Re: [Python-ideas] PEP471 - (os.scandir())

30 Nov 2015


      On Nov 29, 2015, at 22:45, Nick Coghlan  wrote:
...
On 28 November 2015 at 04:42, Andrew Barnert via Python-ideas
 wrote:
...
On Nov 27, 2015, at 10:32, Paul Moore  wrote:
...
...
On 26 November 2015 at 23:22, Erik  wrote:
I have studied the PEP, followed a lot of the references and looked at the
3.5.0 implementation. I can't see that I've missed such a thing already
existing, but it's possible. If so, perhaps this is instead a request to
make that thing more obvious somehow!
Does pathlib use scandir? If so, then maybe you get the caching
benefits by using pathlib? And if pathlib doesn't use scandir, maybe
it should? [I just checked, it looks like pathlib doesn't use scandir
:-(]
Does pathlib even have a walk equivalent? (I know it has glob('**'), but that's not the same thing.)
Or are you suggesting that people should use path.iterdir with explicit recursion (or an explicit stack), and therefore just changing iterdir to use scandir (and prefill as many cached attribs as possible in each result) is what we want?

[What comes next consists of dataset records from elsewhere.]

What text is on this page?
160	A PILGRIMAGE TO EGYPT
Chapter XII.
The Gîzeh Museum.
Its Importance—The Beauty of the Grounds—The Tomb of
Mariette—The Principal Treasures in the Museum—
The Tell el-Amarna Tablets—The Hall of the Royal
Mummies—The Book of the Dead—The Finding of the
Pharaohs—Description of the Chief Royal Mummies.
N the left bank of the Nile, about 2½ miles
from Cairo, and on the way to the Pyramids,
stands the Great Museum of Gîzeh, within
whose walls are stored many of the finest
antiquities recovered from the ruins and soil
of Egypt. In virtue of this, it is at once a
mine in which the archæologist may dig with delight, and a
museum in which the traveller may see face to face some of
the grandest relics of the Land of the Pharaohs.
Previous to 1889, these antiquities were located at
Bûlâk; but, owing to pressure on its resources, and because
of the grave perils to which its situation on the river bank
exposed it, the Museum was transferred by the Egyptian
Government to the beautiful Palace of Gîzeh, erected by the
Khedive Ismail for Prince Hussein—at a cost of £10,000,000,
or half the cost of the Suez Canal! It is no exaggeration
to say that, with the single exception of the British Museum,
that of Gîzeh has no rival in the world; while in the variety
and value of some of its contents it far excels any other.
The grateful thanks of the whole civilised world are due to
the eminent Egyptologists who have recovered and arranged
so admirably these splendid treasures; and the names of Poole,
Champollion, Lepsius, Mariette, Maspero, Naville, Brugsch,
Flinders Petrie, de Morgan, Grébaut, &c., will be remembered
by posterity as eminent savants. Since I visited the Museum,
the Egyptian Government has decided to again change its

The main problem with having pathlib do any caching at all is that
caching the results of stat calls implicitly in any context is a
recipe for significant confusion, since you're at the mercy of race
conditions as the filesystem changes out from underneath you. There
also isn't an obviously "right" answer in the general case for cache
invalidation, as in some cases you're interested in the file as it was
when you originally opened it, and don't care if it got swapped out
from underneath you, while in others you're interested in the file
path, and want the filesystem details for right now, not the details
from a few seconds ago.
For os.scandir(), we just delegate the behaviour to the underlying
filesystem APIs - how readdir() and FindNextFile react to the
directory contents changing during iteration is OS defined, and Python
will inherit that variation (and may miss newly added files as a
result).
The current os.walk() implementation constrains the scope of the
scandir() filesystem state caching, since it doesn't let the DirEntry
objects escape outside the generator
That's a good point. The fts functions that both BSD and GNU use to replace the ftw and the various other old *nix filesystem walk functions deal with this carefully; the short version is that any information you want to keep around from the current file after looking at the next file, you have to explicitly copy it, which makes it hard to confuse yourself about how up-to-date it is. (You can also go a directory at a time, more like os.walk, but with the same basic restriction: once you go to the next directory, the previous list of file entries is invalid.)
...
- there's no need to ask yourself
"What's the risk of stale filesystem data here?", since you're not
getting access to the cached info in the first place, and hence always
need to go query the filesystem directly.
This is a fairly universal pattern: for a given *application* you can
likely figure out what to cache and when to invalidate it, even though
those are unanswerable questions in the general case. Another example
of that would be the stat caches in the current implementation of the
import system, together with the corresponding need to call
importlib.invalidate_caches() if you want to make sure the import
system can see a module that was only just written to disk.
That's not to say that a general purpose directory walking utility
producing DirEntry objects isn't an interesting prospect. Rather, it's
an attempt to highlight that this is an area where there may be a
significant gulf between "works for my use case" and "is a suitable
addition to the standard library", particularly since this can now be
a pure Python recipe atop os.scandir.
I still think providing an fts-like API instead of os.walk would be the clearest way to provide cached data (especially since people could look up nice generic documentation on fts). I don't think it would be too hard to emulate it (or a large enough subset--you can ask fts to return anything from just names to full stat structs, with well-defined performance characteristics for each combination of flags, and that probably can't be exactly the same) on top of scandir (or directly on Windows FindFirst/etc.), but then I said that when the PEP was being discussed and then never had time to actually try it... The bigger problem is that "you have to copy it, which is painful enough that you can't confuse yourself" is a much lower barrier to confusion in Python than in C, so it might not be as effective.